As authorised deposit-taking institutions, banks derive funding from deposits (with only a small portion of excess lending sourced from professional markets) and can set rates for savers and borrowers at their discretion.

Non-banks fund their loans through wholesale markets, James said.

“Where funding for every loan is dictated by financial markets, we’re dictated, ultimately by what investors are demanding and, in this environment, with rapidly rising rates, investors are demanding a premium,” James said.

Deposit rates haven’t moved up in line with the RBA’s official cash rate increases, but in professional markets, the reverse is true.

“We’re already seeing the bond market 0.5% to 0.6% higher than where it was before the RBA started their rate rises … as non-banks are funding 100% of their loans through wholesale markets, they are definitely feeling the pinch right now,” James said.

Before the RBA started increasing the cash rate, non-banks were substantially under the banks’ variable pricing, particularly for prime loans (“mum and dad” clients), he said. The rate hikes have effectively brought things back to more of a “level playing field”.

“We were substantially under the banks because of our low-cost structure, and we passed on those savings to our borrowers,” James said.

“Today, because of the banks’ advantage with the deposits, that gap is no longer 1% or even 0.7% ... it might be 0.2% to 0.5%,” James said.

Read next:  Mortgage Ezy sources funding for loan range

While other non-banks have had to pass on increases in funding costs, depending on the product, Mortgage Ezy was able to pass on either the full amount or some cases, less than the full amount, of each official cash rate rise.

But James said as with all lenders, rate rises represent potential increased cost. If professional markets remain at a higher rate, this will create additional pressure, he said.

“Some banks that are needing to replenish their funding have already had to increase their rates quite substantially above and beyond the RBA,” James said.

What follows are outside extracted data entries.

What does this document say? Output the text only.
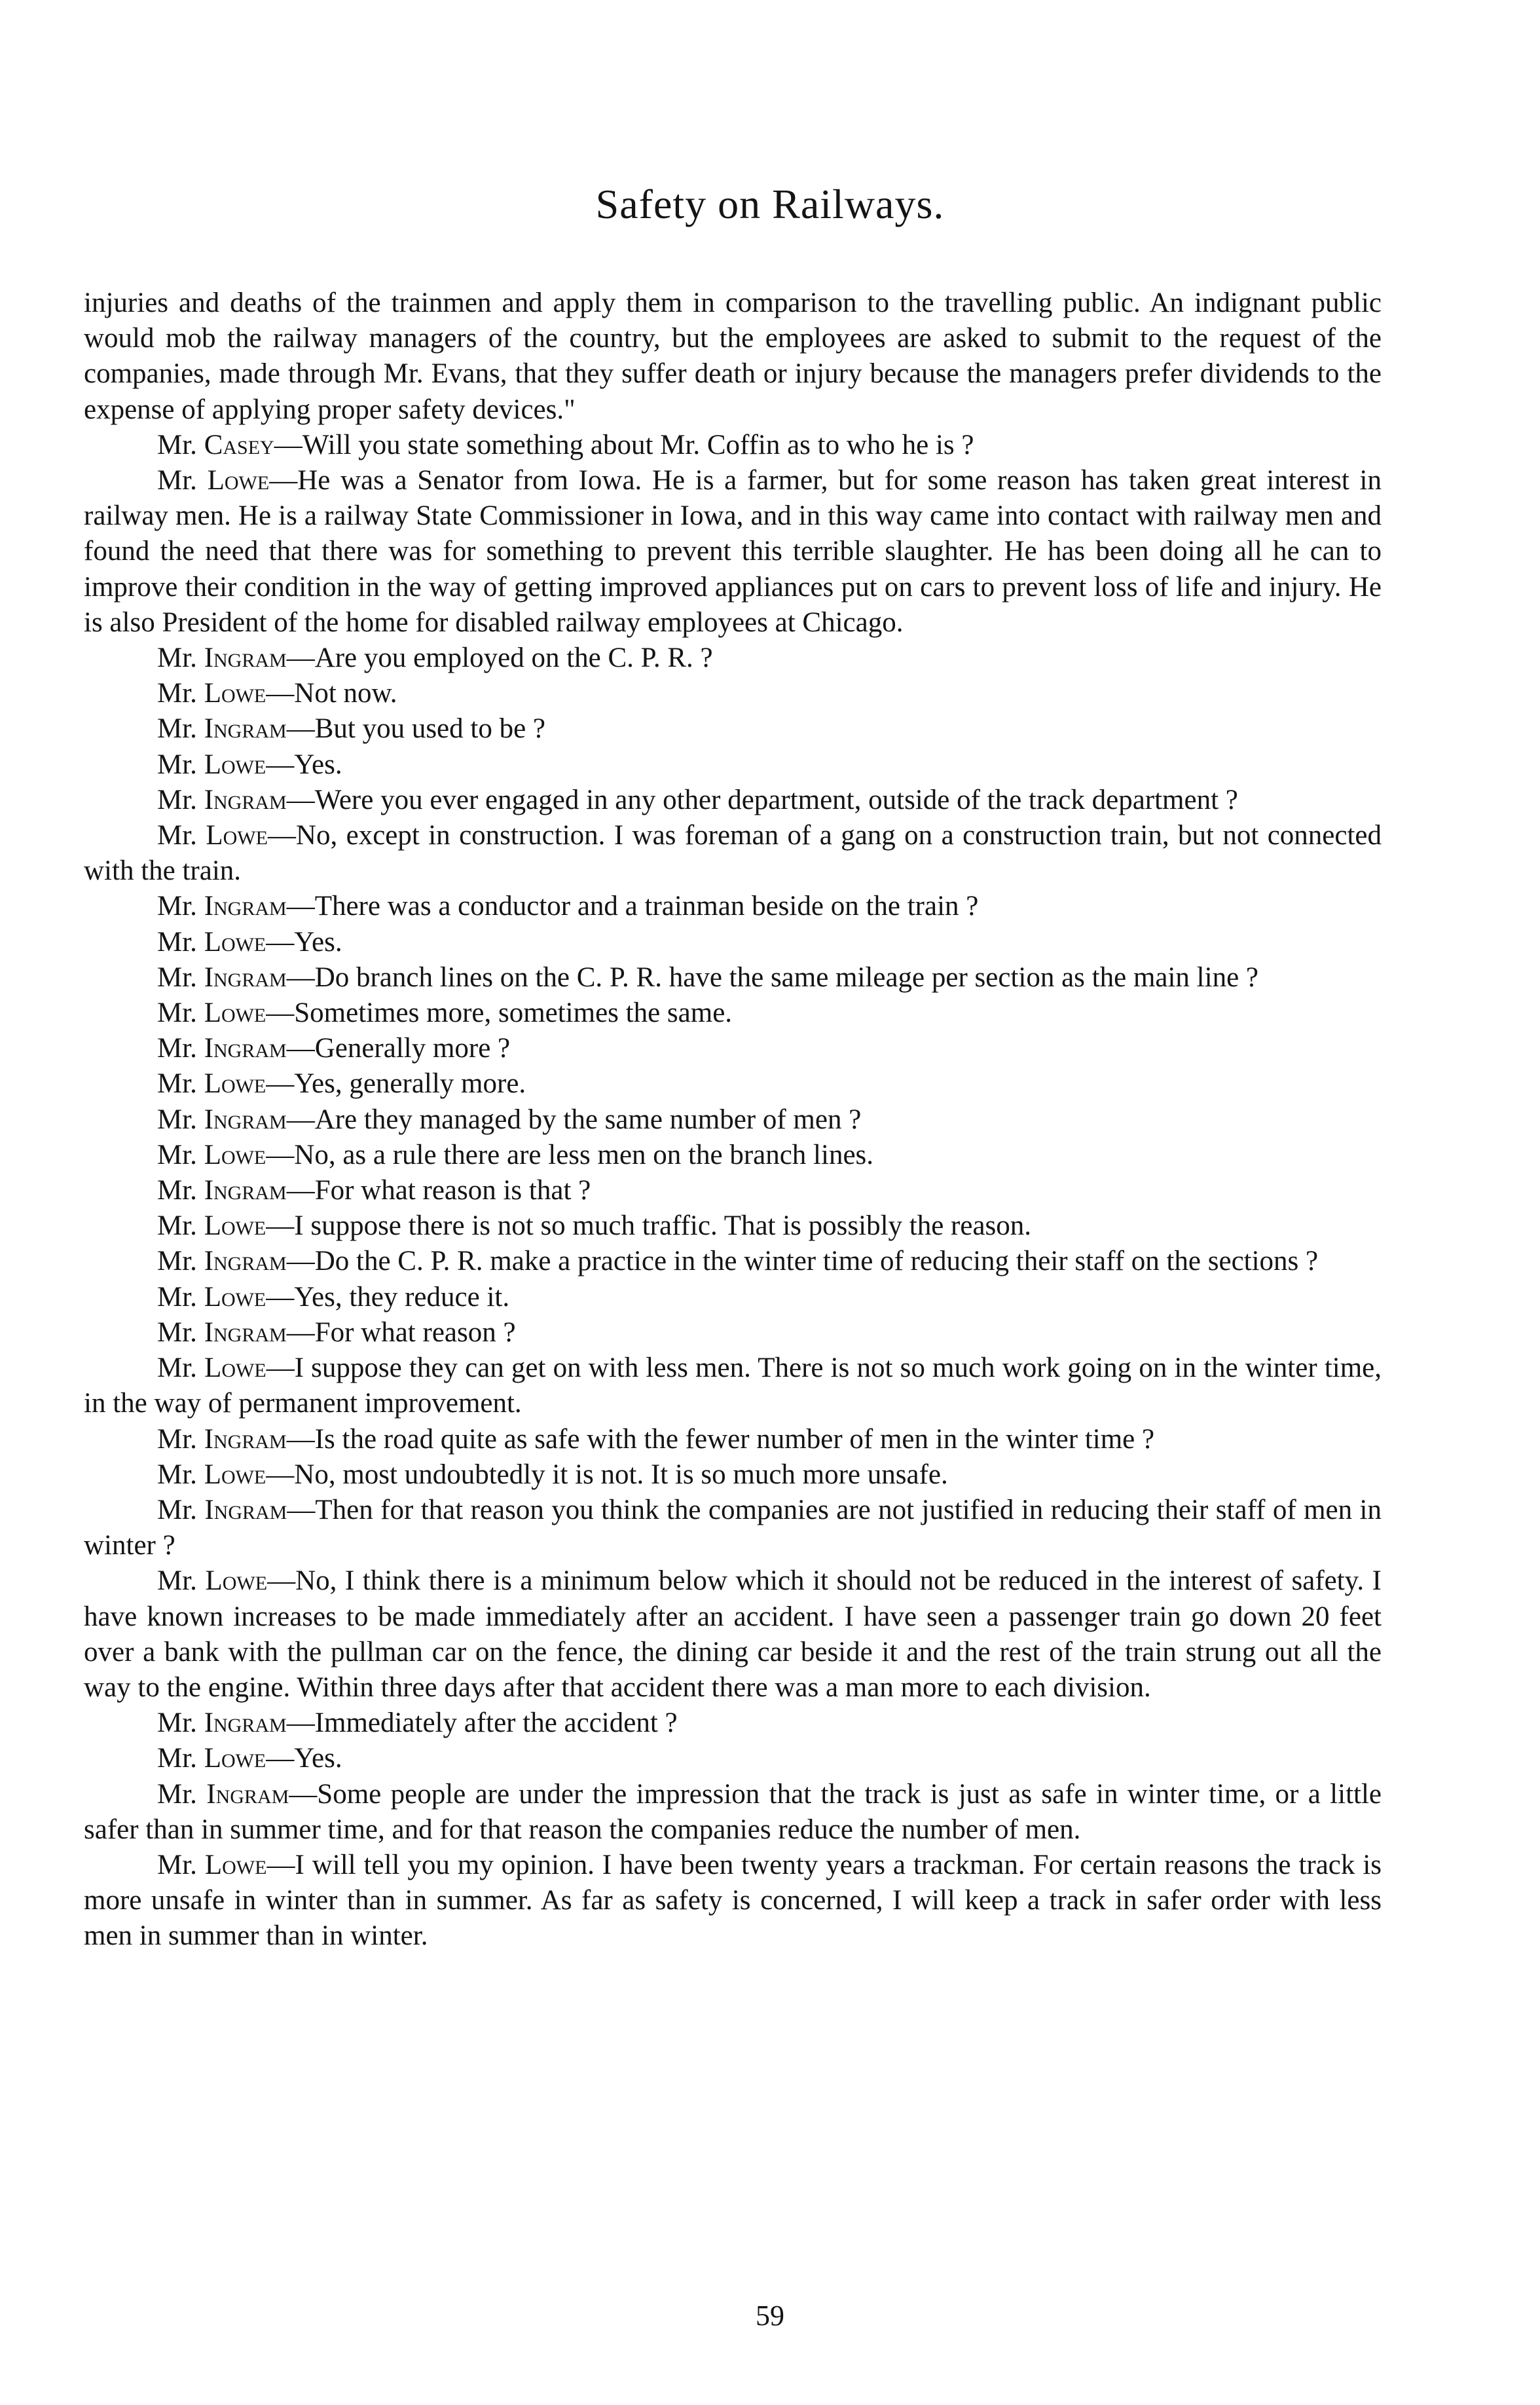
Safety on Railways.

injuries and deaths of the trainmen and apply them in comparison to the travelling public. An indignant public would mob the railway managers of the country, but the employees are asked to submit to the request of the companies, made through Mr. Evans, that they suffer death or injury because the managers prefer dividends to the expense of applying proper safety devices."

Mr. Casey—Will you state something about Mr. Coffin as to who he is ?

Mr. Lowe—He was a Senator from Iowa. He is a farmer, but for some reason has taken great interest in railway men. He is a railway State Commissioner in Iowa, and in this way came into contact with railway men and found the need that there was for something to prevent this terrible slaughter. He has been doing all he can to improve their condition in the way of getting improved appliances put on cars to prevent loss of life and injury. He is also President of the home for disabled railway employees at Chicago.

Mr. Ingram—Are you employed on the C. P. R. ?

Mr. Lowe—Not now.

Mr. Ingram—But you used to be ?

Mr. Lowe—Yes.

Mr. Ingram—Were you ever engaged in any other department, outside of the track department ?

Mr. Lowe—No, except in construction. I was foreman of a gang on a construction train, but not connected with the train.

Mr. Ingram—There was a conductor and a trainman beside on the train ?

Mr. Lowe—Yes.

Mr. Ingram—Do branch lines on the C. P. R. have the same mileage per section as the main line ?

Mr. Lowe—Sometimes more, sometimes the same.

Mr. Ingram—Generally more ?

Mr. Lowe—Yes, generally more.

Mr. Ingram—Are they managed by the same number of men ?

Mr. Lowe—No, as a rule there are less men on the branch lines.

Mr. Ingram—For what reason is that ?

Mr. Lowe—I suppose there is not so much traffic. That is possibly the reason.

Mr. Ingram—Do the C. P. R. make a practice in the winter time of reducing their staff on the sections ?

Mr. Lowe—Yes, they reduce it.

Mr. Ingram—For what reason ?

Mr. Lowe—I suppose they can get on with less men. There is not so much work going on in the winter time, in the way of permanent improvement.

Mr. Ingram—Is the road quite as safe with the fewer number of men in the winter time ?

Mr. Lowe—No, most undoubtedly it is not. It is so much more unsafe.

Mr. Ingram—Then for that reason you think the companies are not justified in reducing their staff of men in winter ?

Mr. Lowe—No, I think there is a minimum below which it should not be reduced in the interest of safety. I have known increases to be made immediately after an accident. I have seen a passenger train go down 20 feet over a bank with the pullman car on the fence, the dining car beside it and the rest of the train strung out all the way to the engine. Within three days after that accident there was a man more to each division.

Mr. Ingram—Immediately after the accident ?

Mr. Lowe—Yes.

Mr. Ingram—Some people are under the impression that the track is just as safe in winter time, or a little safer than in summer time, and for that reason the companies reduce the number of men.

Mr. Lowe—I will tell you my opinion. I have been twenty years a trackman. For certain reasons the track is more unsafe in winter than in summer. As far as safety is concerned, I will keep a track in safer order with less men in summer than in winter.

59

“Others like us have not, and are taking a wait-and-see approach,” James said.

In response to how Mortgage Ezy was able to carry some of the increase in funding costs, James said a large portion of its borrowers are specialty borrowers.

Mortgage Ezy specialises in the gaps that banks leave behind: many of its loans are not able to be sourced through the banks, he said. They include self-managed super fund loans, low-doc loans and non-resident and expat loans.

“We’re finding a huge demand increase for that sort of lending … these loans can’t be sourced from any bank, so non-bank lenders are getting more and more of this type of client as banks have toughened up on their criteria,” James said.

Although banks were becoming more competitive from a price perspective, their service standards weren’t always as high, he said. Many used credit scores and mechanical assessment techniques to assess clients.

“Non-banks’ strength is that they’re flexible, and that they’re holistic in their approach … we don’t assess anyone using a credit score: it’s all about the merits of the deal, and we’re looking to do the deal, not get the deal off our desk,” James said.

A blue-ribbon customer has lots of choices today – non-bank choices that are more flexible and possibly even still at a lower rate than the bank, he said.  As time goes on, that gap may narrow.

“A borrower needs to look at more factors than just price … if they’re only looking at price, the competitiveness has definitely decreased from a non-bank perspective,” James said.